Annual Cash Payments

The following annual cash fees shall be paid to the Outside Directors serving on the Board of Directors and the Audit Committee, Compensation Committee and Nominating and Governance Committee, as applicable.

			
	
Board of Directors or Committee of Board of Directors
	
Annual Retainer
Amount for Chair
(in lieu of the annual retainer
amount for a member)
	
Annual Retainer
Amount for Member

	
Board of Directors
	
$65,000
	
$35,000

	
Audit Committee
	
$15,000
	
$7,500

	
Compensation Committee
	
$10,000
	
$5,000

	
Nominating and Governance Committee
	
$8,000
	
$4,000

 

If the Company holds more than 12 board meetings in a calendar year, each Outside Director will receive a fee of $1,500 for each additional board meeting attended in person and a fee of $1,000 for each additional board meeting attended by telephone or by other means of communication. If the Company holds more than 12 meetings of the Audit Committee in a calendar year, each member of such committee will receive a fee of $1,500 for each additional committee meeting attended in person and a fee of $1,000 for each additional committee meeting attended by telephone or by other means of communication. If the Company holds more than 8 meetings of either of the Compensation Committee or the Nominating and Governance Committee in a calendar year, each member of such committee will receive a fee of $1,500 for each additional committee meeting attended in person and a fee of $1,000 for each additional committee meeting attended by telephone or by other means of communication.

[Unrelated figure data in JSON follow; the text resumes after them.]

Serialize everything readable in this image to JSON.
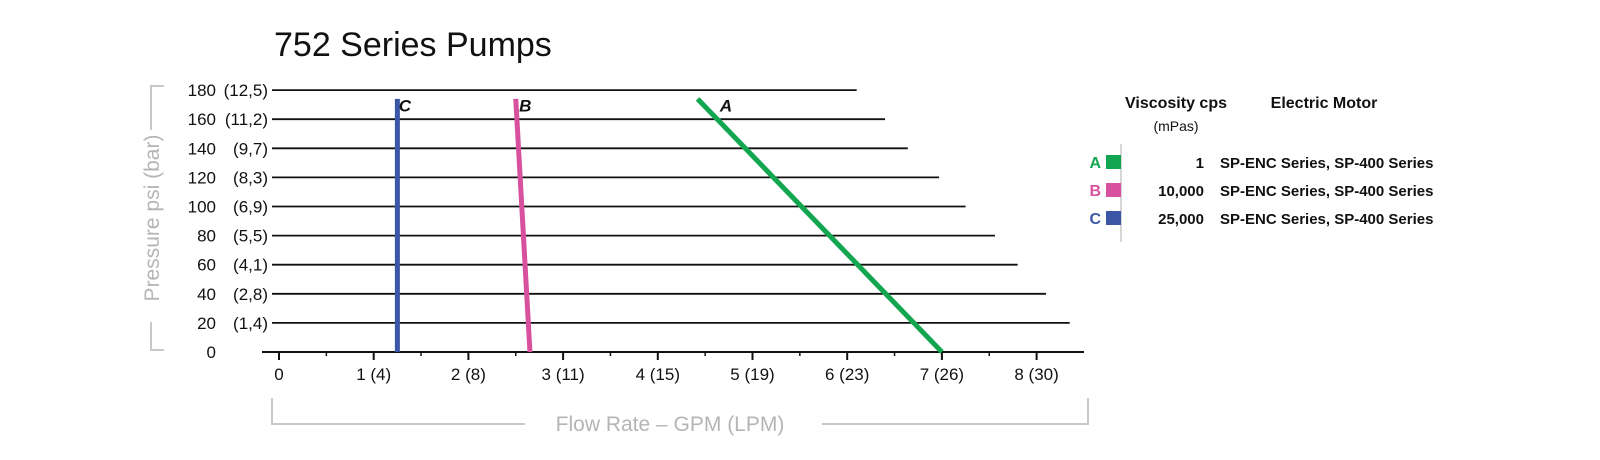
{
  "colors": {
    "background": "#ffffff",
    "grid": "#111111",
    "axis": "#111111",
    "bracket": "#c8c8c8",
    "axis_title": "#b5b5b5"
  },
  "chart_data": {
    "type": "line",
    "title": "752 Series Pumps",
    "xlabel": "Flow Rate – GPM (LPM)",
    "ylabel": "Pressure psi (bar)",
    "xlim": [
      0,
      8.5
    ],
    "ylim": [
      0,
      180
    ],
    "x_ticks": [
      {
        "value": 0,
        "label": "0"
      },
      {
        "value": 1,
        "label": "1 (4)"
      },
      {
        "value": 2,
        "label": "2 (8)"
      },
      {
        "value": 3,
        "label": "3 (11)"
      },
      {
        "value": 4,
        "label": "4 (15)"
      },
      {
        "value": 5,
        "label": "5 (19)"
      },
      {
        "value": 6,
        "label": "6 (23)"
      },
      {
        "value": 7,
        "label": "7 (26)"
      },
      {
        "value": 8,
        "label": "8 (30)"
      }
    ],
    "y_ticks": [
      {
        "value": 0,
        "psi": "0",
        "bar": ""
      },
      {
        "value": 20,
        "psi": "20",
        "bar": "(1,4)"
      },
      {
        "value": 40,
        "psi": "40",
        "bar": "(2,8)"
      },
      {
        "value": 60,
        "psi": "60",
        "bar": "(4,1)"
      },
      {
        "value": 80,
        "psi": "80",
        "bar": "(5,5)"
      },
      {
        "value": 100,
        "psi": "100",
        "bar": "(6,9)"
      },
      {
        "value": 120,
        "psi": "120",
        "bar": "(8,3)"
      },
      {
        "value": 140,
        "psi": "140",
        "bar": "(9,7)"
      },
      {
        "value": 160,
        "psi": "160",
        "bar": "(11,2)"
      },
      {
        "value": 180,
        "psi": "180",
        "bar": "(12,5)"
      }
    ],
    "gridlines": [
      {
        "y": 20,
        "x_end": 8.35
      },
      {
        "y": 40,
        "x_end": 8.1
      },
      {
        "y": 60,
        "x_end": 7.8
      },
      {
        "y": 80,
        "x_end": 7.56
      },
      {
        "y": 100,
        "x_end": 7.25
      },
      {
        "y": 120,
        "x_end": 6.97
      },
      {
        "y": 140,
        "x_end": 6.64
      },
      {
        "y": 160,
        "x_end": 6.4
      },
      {
        "y": 180,
        "x_end": 6.1
      }
    ],
    "grid": true,
    "series": [
      {
        "key": "A",
        "color": "#13a650",
        "x": [
          4.42,
          7.0
        ],
        "y": [
          174,
          0
        ]
      },
      {
        "key": "B",
        "color": "#d7519f",
        "x": [
          2.5,
          2.65
        ],
        "y": [
          174,
          0
        ]
      },
      {
        "key": "C",
        "color": "#3a56a5",
        "x": [
          1.25,
          1.25
        ],
        "y": [
          174,
          0
        ]
      }
    ],
    "curve_labels": [
      {
        "text": "A",
        "x": 4.72,
        "y": 170
      },
      {
        "text": "B",
        "x": 2.6,
        "y": 170
      },
      {
        "text": "C",
        "x": 1.33,
        "y": 170
      }
    ],
    "legend": {
      "position": "right",
      "header_viscosity": "Viscosity cps",
      "header_units": "(mPas)",
      "header_motor": "Electric Motor",
      "rows": [
        {
          "key": "A",
          "color": "#13a650",
          "viscosity": "1",
          "motor": "SP-ENC Series, SP-400 Series"
        },
        {
          "key": "B",
          "color": "#d7519f",
          "viscosity": "10,000",
          "motor": "SP-ENC Series, SP-400 Series"
        },
        {
          "key": "C",
          "color": "#3a56a5",
          "viscosity": "25,000",
          "motor": "SP-ENC Series, SP-400 Series"
        }
      ]
    }
  }
}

Payment Terms for All Cash Fees

Cash payments payable to Outside Directors shall be paid quarterly in arrears as of the last day of each fiscal quarter.

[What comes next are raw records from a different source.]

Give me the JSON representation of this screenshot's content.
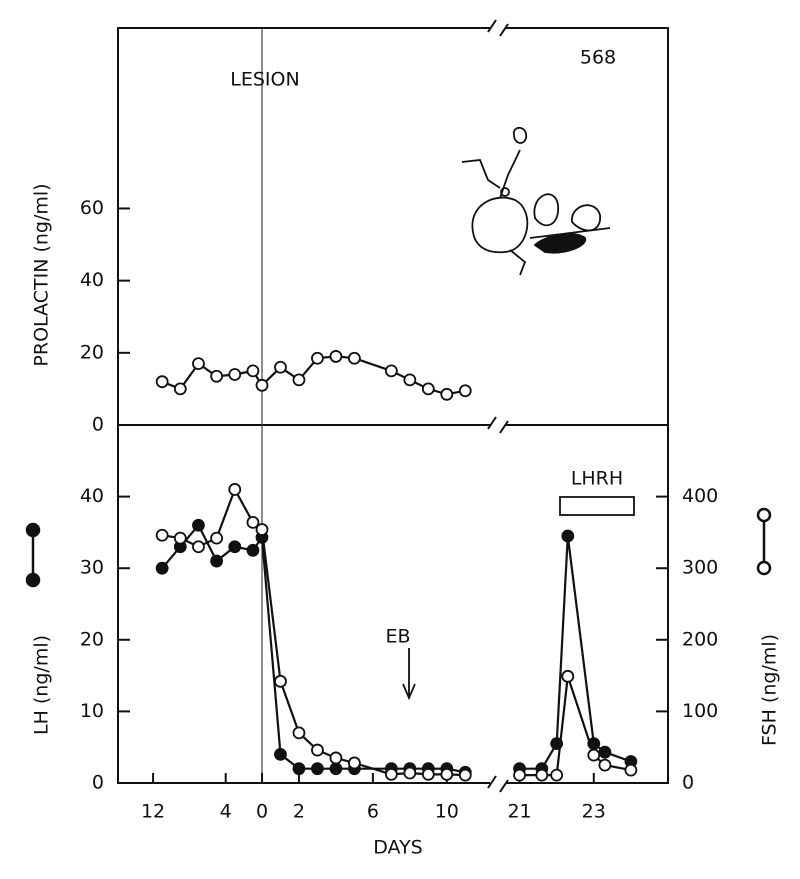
{
  "chart_data": [
    {
      "type": "line",
      "ylabel": "PROLACTIN (ng/ml)",
      "annotations": [
        "LESION",
        "568"
      ],
      "xsegments": [
        [
          -13,
          0
        ],
        [
          0,
          12.5
        ],
        [
          20.5,
          25
        ]
      ],
      "ylim": [
        0,
        110
      ],
      "yticks": [
        0,
        20,
        40,
        60
      ],
      "x": [
        -11,
        -9,
        -7,
        -5,
        -3,
        -1,
        0,
        1,
        2,
        3,
        4,
        5,
        7,
        8,
        9,
        10,
        11
      ],
      "series": [
        {
          "color": "#111111",
          "marker": "open",
          "values": [
            12,
            10,
            17,
            13.5,
            14,
            15,
            11,
            16,
            12.5,
            18.5,
            19,
            18.5,
            15,
            12.5,
            10,
            8.5,
            9.5
          ]
        }
      ]
    },
    {
      "type": "line",
      "ylabel": "LH (ng/ml)",
      "y2label": "FSH (ng/ml)",
      "xlabel": "DAYS",
      "annotations": [
        "EB",
        "LHRH"
      ],
      "xsegments": [
        [
          -13,
          0
        ],
        [
          0,
          12.5
        ],
        [
          20.5,
          25
        ]
      ],
      "xticks": [
        {
          "value": -12,
          "label": "12"
        },
        {
          "value": -4,
          "label": "4"
        },
        0,
        2,
        6,
        10,
        21,
        23
      ],
      "ylim": [
        0,
        50
      ],
      "yticks": [
        0,
        10,
        20,
        30,
        40
      ],
      "y2lim": [
        0,
        500
      ],
      "y2ticks": [
        0,
        100,
        200,
        300,
        400
      ],
      "x": [
        -11,
        -9,
        -7,
        -5,
        -3,
        -1,
        0,
        1,
        2,
        3,
        4,
        5,
        7,
        8,
        9,
        10,
        11,
        21,
        21.6,
        22,
        22.3,
        23,
        23.3,
        24
      ],
      "series": [
        {
          "color": "#111111",
          "marker": "filled",
          "values": [
            30,
            33,
            36,
            31,
            33,
            32.5,
            34.3,
            4,
            2,
            2,
            2,
            2,
            2,
            2,
            2,
            2,
            1.5,
            2,
            2,
            5.5,
            34.5,
            5.5,
            4.3,
            3
          ]
        },
        {
          "color": "#111111",
          "marker": "open",
          "axis": "y2",
          "values": [
            346,
            342,
            330,
            342,
            410,
            364,
            354,
            142,
            70,
            46,
            35,
            28,
            12,
            14,
            12,
            12,
            11,
            11,
            11,
            11,
            149,
            39,
            25,
            18
          ]
        }
      ]
    }
  ]
}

Following an Outside Director’s first election or appointment to the Board of Directors, such Outside Director shall receive his or her cash compensation pro rated beginning on the date he or she was initially appointed or elected. If an Outside Director dies, resigns or is removed during any quarter, he or she shall be entitled to a cash payment on a pro rated basis through his or her last day of service.

Maximum Compensation

2

 

 

In any fiscal year that ends on or after December 31, 2018, the sum of the grant date fair value (determined as of the date of grant in accordance with FASB ASC Topic 718) of all awards made pursuant to the Stock Plan, to an individual as compensation for service as a non-employee director, together with cash compensation earned by the non-employee director during any fiscal year, shall not exceed $500,000.

 

               In a fiscal year in which a non-employee director serves the Company in another capacity (including as an interim officer), the non-employee director compensation limit shall not apply to any compensation arrangements established with respect to such service.

 

Expenses

Upon presentation of documentation of such expenses reasonably satisfactory to the Company, each Outside Director shall be reimbursed for his or her reasonable out-of-pocket business expenses incurred in connection with attending meetings of the Board of Directors and Committees thereof or in connection with other business related to the Board of Directors.

Amendments

The Nominating and Governance Committee or the Board of Directors shall review this Policy from time to time to assess whether any amendments in the type and amount of compensation provided herein should be adjusted in order to fulfill the objectives of this Policy.